Por su parte, César examinaba a la adolescente con cierto asombro. Cómo, ¿era ésta la minúscula criatura de tez descolorida cuya única belleza residía en los inmensos ojos color avellana, que François había llevado un día a su casa como si fuera un animalito extraviado, y que su esposa y su hija habían tomado bajo su protección? Sin duda no alcanzaría la belleza de madona de su madre, pero aun así el cambio era impresionante. Con su boca un poco grande, la pequeña nariz corta y la forma ligeramente almendrada de los ojos, evocaba todavía a una gatita, el sobrenombre que le había dado Elisabeth. Pero su tez se había iluminado y dorado, y la masa de bucles castaños, sujeta encima de cada oreja por cintas amarillas, mostraba ahora un espesor sedoso con reflejos casi plateados de un efecto subyugante. No tenía nada de una madona, pero su carita traviesa no carecía de encanto. En suma, aquella chiquilla en la que se reflejaba ya el brillo de la corte seduciría sin duda a más de un hombre. Lo importante era que entre ellos no se contara Beaufort, y César se sintió reafirmado en un proyecto al que tal vez habría renunciado si se hubiera encontrado con una «Mademoiselle de l'Isle» asustadiza e insignificante.

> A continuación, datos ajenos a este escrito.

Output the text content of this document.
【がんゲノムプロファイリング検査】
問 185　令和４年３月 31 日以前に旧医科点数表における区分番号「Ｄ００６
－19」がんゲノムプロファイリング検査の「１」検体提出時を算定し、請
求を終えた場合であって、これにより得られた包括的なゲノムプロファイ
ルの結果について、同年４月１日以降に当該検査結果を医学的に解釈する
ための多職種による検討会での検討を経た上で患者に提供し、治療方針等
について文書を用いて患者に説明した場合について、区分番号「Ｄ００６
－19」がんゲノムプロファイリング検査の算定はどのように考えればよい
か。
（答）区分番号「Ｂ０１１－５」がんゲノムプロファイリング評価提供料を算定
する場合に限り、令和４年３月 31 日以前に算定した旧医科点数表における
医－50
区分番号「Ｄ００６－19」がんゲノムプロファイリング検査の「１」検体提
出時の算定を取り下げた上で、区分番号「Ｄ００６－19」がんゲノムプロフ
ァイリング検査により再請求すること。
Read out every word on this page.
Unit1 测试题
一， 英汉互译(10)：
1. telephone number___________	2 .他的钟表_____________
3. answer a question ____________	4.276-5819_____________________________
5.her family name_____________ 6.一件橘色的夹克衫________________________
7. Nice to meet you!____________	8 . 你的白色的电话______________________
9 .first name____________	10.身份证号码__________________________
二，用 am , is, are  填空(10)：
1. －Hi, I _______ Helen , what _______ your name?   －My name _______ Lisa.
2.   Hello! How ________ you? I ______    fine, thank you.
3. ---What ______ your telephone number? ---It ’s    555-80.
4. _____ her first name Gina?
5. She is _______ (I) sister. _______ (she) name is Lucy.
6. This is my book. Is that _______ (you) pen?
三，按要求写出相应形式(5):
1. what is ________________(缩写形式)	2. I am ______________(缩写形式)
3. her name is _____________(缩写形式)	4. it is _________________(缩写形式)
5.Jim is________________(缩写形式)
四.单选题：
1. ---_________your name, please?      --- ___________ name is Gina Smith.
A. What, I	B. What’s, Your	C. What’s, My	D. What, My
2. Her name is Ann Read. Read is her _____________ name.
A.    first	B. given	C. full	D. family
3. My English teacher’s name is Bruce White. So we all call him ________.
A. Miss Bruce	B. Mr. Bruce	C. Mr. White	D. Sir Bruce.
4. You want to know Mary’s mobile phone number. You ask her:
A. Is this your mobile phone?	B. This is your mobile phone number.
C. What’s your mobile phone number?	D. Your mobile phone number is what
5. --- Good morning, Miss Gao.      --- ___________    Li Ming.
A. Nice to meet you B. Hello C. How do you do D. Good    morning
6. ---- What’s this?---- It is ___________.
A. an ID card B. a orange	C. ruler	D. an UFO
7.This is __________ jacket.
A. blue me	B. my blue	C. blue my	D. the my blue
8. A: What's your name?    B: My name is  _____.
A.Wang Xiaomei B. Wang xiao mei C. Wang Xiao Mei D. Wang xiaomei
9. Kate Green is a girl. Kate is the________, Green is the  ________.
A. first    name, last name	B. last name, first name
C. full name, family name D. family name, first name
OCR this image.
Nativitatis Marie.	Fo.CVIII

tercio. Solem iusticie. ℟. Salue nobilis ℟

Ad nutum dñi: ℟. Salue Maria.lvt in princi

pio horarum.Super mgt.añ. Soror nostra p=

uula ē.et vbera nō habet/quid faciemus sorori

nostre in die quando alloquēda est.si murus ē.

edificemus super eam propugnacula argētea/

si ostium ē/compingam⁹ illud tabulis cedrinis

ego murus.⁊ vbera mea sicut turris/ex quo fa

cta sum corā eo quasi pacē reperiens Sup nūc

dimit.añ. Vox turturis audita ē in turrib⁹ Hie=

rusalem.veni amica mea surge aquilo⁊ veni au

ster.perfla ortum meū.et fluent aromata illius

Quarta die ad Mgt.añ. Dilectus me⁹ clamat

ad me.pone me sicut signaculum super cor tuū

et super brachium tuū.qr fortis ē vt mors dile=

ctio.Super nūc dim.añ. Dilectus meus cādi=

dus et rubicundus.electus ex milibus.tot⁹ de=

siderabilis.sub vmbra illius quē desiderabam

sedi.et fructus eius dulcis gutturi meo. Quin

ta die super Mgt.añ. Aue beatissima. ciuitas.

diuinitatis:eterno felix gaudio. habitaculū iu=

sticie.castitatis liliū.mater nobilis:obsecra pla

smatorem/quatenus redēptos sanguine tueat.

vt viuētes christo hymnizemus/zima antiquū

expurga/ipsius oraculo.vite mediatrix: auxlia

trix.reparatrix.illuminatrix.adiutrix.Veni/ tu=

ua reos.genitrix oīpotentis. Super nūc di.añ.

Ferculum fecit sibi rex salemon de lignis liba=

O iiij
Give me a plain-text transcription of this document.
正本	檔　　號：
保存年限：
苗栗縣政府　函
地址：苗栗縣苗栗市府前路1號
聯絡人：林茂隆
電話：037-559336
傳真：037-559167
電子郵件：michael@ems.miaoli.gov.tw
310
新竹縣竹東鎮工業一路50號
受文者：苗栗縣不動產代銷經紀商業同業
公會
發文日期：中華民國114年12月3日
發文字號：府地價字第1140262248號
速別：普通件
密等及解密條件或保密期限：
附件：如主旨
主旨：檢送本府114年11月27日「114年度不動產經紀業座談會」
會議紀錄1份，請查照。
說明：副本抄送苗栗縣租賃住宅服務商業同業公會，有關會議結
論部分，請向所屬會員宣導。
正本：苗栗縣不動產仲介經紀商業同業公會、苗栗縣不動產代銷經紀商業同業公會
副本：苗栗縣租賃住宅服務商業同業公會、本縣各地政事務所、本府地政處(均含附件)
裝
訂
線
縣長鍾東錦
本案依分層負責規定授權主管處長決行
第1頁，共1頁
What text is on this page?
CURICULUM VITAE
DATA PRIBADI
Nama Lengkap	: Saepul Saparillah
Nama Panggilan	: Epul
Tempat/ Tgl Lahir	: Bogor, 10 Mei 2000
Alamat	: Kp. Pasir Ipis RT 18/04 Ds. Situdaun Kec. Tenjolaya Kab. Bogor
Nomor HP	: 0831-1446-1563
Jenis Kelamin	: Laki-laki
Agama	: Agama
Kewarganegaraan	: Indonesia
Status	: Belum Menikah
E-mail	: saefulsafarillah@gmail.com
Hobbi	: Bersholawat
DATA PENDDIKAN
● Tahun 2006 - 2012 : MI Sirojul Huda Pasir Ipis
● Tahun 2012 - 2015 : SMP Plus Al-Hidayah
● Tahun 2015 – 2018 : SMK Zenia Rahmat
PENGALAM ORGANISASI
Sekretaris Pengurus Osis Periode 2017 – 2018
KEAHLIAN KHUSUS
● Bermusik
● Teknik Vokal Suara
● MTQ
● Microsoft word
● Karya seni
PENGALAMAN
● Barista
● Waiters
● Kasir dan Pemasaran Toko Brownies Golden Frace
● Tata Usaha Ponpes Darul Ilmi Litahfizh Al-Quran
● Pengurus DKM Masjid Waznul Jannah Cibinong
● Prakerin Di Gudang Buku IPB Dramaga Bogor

—Sentaos —dijo por fin, señalando el sillón del que se había levantado ella, y yendo a su vez a recostarse contra la mesa de la cena—. Y en primer lugar, responded a una pregunta: ¿qué sentimientos os inspira mi hijo Beaufort?
La brutalidad de aquellas palabras hizo que Sylvie se tornara tan roja como las cerezas que mordisqueaba un momento antes. El hombre que fijaba en ella sus ojos helados y cuyos labios dibujaban una semisonrisa sarcástica, era la última persona en el mundo a la que deseaba abrir su corazón. Incluso habría preferido a Richelieu, que al menos la distinguía con muestras de cierta simpatía. Así pues, se esforzó en que su voz no temblara.